St Mary & St John is a Church of England parish church in the centre of Rothley, England. It has a congregation of mixed ages and backgrounds. The church aims "to reach out with the good news of Jesus Christ, to be built up as his disciples and to send people out to make God’s love known in the world".

==Buildings==
The church is a Grade II* listed building. In the grounds just next to the church is a Saxon cross shaft, evidence of a Christian presence on the site before the Norman Conquest, confirmed in Rothley's entry in King William's Domesday Book.

In addition to the main building, the church also makes use of the nearby Old School Rooms, erected in 1837 by Revd William Ackworth as the village school and extended further in 1871 by Revd Richard Burton. It ceased being a school in 1968 when a new school was built on Mountsorrel Lane.

The organ is the church's main instrument and is used within the majority of services. It was originally installed in 1929 in dedication to the memory of the men of Rothley who died in the Great War (1914-1918). It was built by Hill, Norman and Beard and has two manuals with twenty-two stops which enable a broad range of sounds to be produced. The pipe organ was fully refurbished in 2005.

Rothley Parish Church has published a booklet "The Five Ages of Rothley Church" written by local historian Terry Sheppard covering the Saxon period to the modern era.

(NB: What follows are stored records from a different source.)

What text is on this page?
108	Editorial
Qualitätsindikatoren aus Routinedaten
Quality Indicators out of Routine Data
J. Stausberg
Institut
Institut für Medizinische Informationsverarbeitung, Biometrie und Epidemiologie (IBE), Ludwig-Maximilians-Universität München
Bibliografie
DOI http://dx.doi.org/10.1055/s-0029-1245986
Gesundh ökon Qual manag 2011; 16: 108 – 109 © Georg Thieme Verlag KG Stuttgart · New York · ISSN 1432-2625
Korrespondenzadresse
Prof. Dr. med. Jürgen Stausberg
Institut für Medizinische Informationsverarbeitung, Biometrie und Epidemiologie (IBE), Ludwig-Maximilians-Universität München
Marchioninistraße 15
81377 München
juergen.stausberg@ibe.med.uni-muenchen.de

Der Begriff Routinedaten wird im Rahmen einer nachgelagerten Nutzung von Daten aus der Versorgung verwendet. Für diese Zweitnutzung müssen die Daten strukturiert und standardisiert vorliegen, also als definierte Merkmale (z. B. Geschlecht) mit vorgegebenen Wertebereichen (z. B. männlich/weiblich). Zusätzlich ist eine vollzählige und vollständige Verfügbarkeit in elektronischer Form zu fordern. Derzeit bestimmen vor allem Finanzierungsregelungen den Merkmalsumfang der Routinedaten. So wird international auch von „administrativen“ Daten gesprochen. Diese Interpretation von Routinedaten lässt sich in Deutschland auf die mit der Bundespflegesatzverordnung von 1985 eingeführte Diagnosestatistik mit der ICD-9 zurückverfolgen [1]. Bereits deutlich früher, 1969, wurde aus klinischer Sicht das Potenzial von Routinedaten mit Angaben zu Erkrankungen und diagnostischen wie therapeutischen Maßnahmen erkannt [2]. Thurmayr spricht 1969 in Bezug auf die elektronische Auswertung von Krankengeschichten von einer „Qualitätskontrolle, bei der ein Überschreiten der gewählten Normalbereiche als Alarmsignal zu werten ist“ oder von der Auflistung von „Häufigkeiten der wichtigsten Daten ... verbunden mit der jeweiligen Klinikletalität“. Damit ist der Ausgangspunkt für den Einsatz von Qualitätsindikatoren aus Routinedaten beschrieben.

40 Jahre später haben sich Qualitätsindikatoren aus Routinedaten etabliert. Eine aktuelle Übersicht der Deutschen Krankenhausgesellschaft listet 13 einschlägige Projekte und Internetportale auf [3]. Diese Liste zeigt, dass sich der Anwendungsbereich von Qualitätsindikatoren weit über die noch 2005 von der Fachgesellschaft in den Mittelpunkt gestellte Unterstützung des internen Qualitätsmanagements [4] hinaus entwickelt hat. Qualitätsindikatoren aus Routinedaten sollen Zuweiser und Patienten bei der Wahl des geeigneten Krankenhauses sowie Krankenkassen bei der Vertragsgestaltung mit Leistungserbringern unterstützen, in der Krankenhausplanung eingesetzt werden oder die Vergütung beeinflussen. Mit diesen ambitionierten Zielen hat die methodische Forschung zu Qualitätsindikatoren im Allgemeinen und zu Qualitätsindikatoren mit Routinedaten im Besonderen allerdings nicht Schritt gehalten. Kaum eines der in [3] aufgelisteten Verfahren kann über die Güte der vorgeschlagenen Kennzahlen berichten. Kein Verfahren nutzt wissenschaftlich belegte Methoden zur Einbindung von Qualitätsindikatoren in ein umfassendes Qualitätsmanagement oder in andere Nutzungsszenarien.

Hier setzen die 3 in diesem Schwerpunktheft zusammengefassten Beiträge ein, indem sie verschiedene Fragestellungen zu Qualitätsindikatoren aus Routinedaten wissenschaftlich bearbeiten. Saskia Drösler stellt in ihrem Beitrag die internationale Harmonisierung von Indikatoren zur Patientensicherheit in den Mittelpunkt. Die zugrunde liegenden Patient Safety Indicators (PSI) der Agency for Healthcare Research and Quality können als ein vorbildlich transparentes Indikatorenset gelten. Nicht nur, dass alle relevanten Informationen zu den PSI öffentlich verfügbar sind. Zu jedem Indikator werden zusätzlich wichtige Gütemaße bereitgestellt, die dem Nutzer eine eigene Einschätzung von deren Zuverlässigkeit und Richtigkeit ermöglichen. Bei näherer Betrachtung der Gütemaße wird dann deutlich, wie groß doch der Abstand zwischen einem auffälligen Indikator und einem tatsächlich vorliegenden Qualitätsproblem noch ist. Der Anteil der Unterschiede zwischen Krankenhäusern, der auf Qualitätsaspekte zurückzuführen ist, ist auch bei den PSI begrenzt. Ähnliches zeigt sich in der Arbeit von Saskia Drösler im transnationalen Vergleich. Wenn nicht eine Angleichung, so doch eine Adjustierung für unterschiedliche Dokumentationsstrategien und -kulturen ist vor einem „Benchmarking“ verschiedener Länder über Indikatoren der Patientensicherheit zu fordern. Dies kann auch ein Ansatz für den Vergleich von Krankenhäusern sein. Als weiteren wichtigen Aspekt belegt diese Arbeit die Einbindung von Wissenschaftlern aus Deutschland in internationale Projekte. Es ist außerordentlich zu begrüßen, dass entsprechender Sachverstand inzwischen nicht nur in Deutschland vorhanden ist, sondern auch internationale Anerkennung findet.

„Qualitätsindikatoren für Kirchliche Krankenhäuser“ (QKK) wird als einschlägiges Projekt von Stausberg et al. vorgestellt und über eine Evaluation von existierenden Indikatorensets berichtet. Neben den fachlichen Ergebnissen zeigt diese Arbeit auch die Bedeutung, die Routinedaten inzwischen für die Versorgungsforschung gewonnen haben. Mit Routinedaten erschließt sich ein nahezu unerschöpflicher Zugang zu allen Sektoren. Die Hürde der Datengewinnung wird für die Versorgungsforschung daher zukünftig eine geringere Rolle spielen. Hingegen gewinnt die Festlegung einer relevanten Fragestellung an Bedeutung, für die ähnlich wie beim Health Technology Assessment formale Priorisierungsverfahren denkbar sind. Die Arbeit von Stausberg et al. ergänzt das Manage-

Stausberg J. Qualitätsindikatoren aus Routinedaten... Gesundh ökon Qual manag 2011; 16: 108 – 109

In 2015, the church building was photographed internally and externally by Adrian Witcombe, and the images were assembled into seven interactive 360 degree high definition tours which allow the reader to enlarge each historic memorial or artefact, and to read a short description of their place and significance.

The Roll of Honour is wooden memorial which is located near the West Door (Tower) which is dedicated to 292 men from Rothley village who served in The Great War 1914–1918. In July 2018, restoration of the Roll of Honour was undertaken by Belgrave Conservation under a Faculty (or permission) granted by the Diocese of Leicester. The Roll of Honour was rededicated by Rev. Rob Gladstone during the 9am Sunday service on 28 October 2018, in time for the Centenary of the Armistice Remembrance Service on Sunday 11 November 2018. Photographs of the restoration of the Roll of Honour and the Service of Remembrance and an audio recording of the re-dedication are preserved on the church website.

==Staff==
The present vicar of St Mary's is the Revd Rob Gladstone. In addition to the clergy, the church employs other ministry and administrative staff.